One thing about what age it becomes acceptable to swear: It can vary not just depending on location, it can also vary depending on your gender and disability status, and possibly other things i know less about. if you are female and/or disabled, people may want to preserve your “innocence” and may have a bad reaction to you swearing at a later age than they would if you were an able-bodied, neurotypical male. This is especially true for severely disabled people, regardless of gender.
A reader asked:
I’ve never understood which swearwords are worse than others. It’s only in very recent years that I’ve heard people saying that the c-word is the worst of all. Before that I assumed the f-word was the worst swearword. Is there a pretty specific hierarchy of severity?
- Profanity based on religious concepts (“Go to hell”, “Goddammit”)
- Sexual or scatological swears (“Fuck off”, “shit”)
- Then there are slurs that derive their power from invoking hatred of a particular group (eg, the n-word, the r-word, the t-word and the g-word (I don’t like to spell out slurs – if you don’t know which words I mean, send me a message and I’ll tell you).
There is also some ambiguity:
- Sexual swears have substantial overlap with misogynist or homophobic slurs
- Telling someone to “fuck off” generally isn’t a slur, but telling someone they need to get laid often is
- Calling someone a bastard or an SOB tends to not be meant literally or intended to invoke stigma associated with being born out of wedlock. But it definitely has origins as a slur and is often still intentionally used that way. It’s the kind of swear word that is highly context dependent – in some situations it’s considered a fairly mild swear; among people who are regularly called those things as slurs it is *not* mild
- In the US, calling someone the c-word is a misogynist slur. I’m not sure that’s the case in other parts of the world.
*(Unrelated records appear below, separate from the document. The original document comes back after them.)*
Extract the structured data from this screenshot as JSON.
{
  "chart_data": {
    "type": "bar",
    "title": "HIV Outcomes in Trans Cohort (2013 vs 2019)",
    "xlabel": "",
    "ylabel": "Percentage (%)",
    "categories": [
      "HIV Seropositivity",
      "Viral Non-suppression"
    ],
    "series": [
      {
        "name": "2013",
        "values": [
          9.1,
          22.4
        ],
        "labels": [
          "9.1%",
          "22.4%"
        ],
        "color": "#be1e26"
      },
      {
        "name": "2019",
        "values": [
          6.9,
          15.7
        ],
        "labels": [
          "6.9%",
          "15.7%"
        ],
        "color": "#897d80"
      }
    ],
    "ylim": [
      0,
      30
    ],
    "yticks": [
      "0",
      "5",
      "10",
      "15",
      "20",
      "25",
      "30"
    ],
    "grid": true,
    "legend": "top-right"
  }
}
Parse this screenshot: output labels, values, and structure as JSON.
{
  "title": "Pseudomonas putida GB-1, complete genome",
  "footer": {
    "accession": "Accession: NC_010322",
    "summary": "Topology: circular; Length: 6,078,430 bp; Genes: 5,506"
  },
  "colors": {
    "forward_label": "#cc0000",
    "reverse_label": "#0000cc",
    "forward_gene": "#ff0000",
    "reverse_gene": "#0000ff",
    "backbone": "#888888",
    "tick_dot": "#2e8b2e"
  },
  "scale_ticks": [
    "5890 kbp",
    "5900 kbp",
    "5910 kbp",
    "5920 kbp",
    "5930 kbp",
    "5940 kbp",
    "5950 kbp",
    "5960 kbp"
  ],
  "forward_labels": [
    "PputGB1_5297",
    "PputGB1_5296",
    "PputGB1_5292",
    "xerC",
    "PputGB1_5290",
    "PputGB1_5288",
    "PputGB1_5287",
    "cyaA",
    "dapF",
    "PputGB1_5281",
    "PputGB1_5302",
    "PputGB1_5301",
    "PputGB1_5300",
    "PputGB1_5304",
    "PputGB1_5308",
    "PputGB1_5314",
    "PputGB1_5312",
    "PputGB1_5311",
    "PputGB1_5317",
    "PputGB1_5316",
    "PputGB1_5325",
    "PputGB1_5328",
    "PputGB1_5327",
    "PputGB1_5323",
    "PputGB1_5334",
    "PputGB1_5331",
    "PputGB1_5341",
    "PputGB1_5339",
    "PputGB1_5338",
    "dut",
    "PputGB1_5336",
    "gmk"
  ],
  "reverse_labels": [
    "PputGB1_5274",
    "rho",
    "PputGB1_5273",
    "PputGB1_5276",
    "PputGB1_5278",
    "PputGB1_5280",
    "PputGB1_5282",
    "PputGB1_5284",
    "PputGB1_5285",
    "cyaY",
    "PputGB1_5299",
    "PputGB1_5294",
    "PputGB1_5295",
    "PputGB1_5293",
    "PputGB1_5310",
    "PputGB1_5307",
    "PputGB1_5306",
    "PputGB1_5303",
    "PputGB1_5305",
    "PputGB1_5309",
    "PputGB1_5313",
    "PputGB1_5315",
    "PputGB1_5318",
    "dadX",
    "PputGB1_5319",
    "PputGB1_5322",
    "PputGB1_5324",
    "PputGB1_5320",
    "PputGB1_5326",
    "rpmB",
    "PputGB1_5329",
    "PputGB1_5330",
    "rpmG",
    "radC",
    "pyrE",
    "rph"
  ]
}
Which type of swear word is considered more severe is heavily context-dependent:
- In secular culture, religion-related profanity is generally considered the mildest. That is not necessarily the case among religious people.
- Slurs properly *ought* to be considered the worst words, but they tend not to be. For instance, you can say them on television without bleeping in the US, but you can’t say most of the sexual and scatological swears
- But some people aren’t offended at all by “fuck”, but are extremely offended by slurs (that might be behind people’s reaction to the c-word).
A lot also depends on how the word is being used. There are a lot of nuances. For instance, here are some variations on the uses of scatological, sexual, and profane swear words:
- Saying a word by itself to express frustration or pain is one of the more mild forms of swearing (eg: dropping something on your toe and exclaiming “fuck!”). This is generally considered acceptable for adults, although the range of words considered acceptable varies.
- This is generally not considered acceptable for young children; the age at which it becomes socially acceptable depends a lot on where you are
- Using a cuss word to describe someone or their work is considered more severe (eg: “That’s a shitty piece of art.”; “People who think that’s ok can just fuck right off”)
- Actually saying the word to someone you think it about directly is the most severe form of swearing, generally speaking (eg: “Fuck you”.)
These words can get really complicated and confusing, and the rules are different in different places. It’s not just you – it’s confusing and context dependent.
Cussing is important. Here are some uses:
- Expressing boundaries in forceful language
- Expressing emphatic contempt
- Expressing distress
Sometimes it’s ok to insult people. Sometimes it’s important to be rude.
Slurs aren’t part of this, though. It’s not ok to insult someone by comparing them to an oppressed group. It’s not ok to insult someone by referencing their membership in an oppressed group.
Lists of things to say rather than “that’s so gay” or “that’s so r-word” tend to be long lists of big words that are clean and polite. They shouldn’t be, though. There’s no moral obligation to use long words. There’s no moral obligation to always use clean language.
The problem with slurs is that they help to keep marginalized groups marginalized. They hurt innocent people, and they hurt guilty people in ways no one deserves.
So, when the situation calls for cussing at or about someone, use swear words. Don’t use slurs.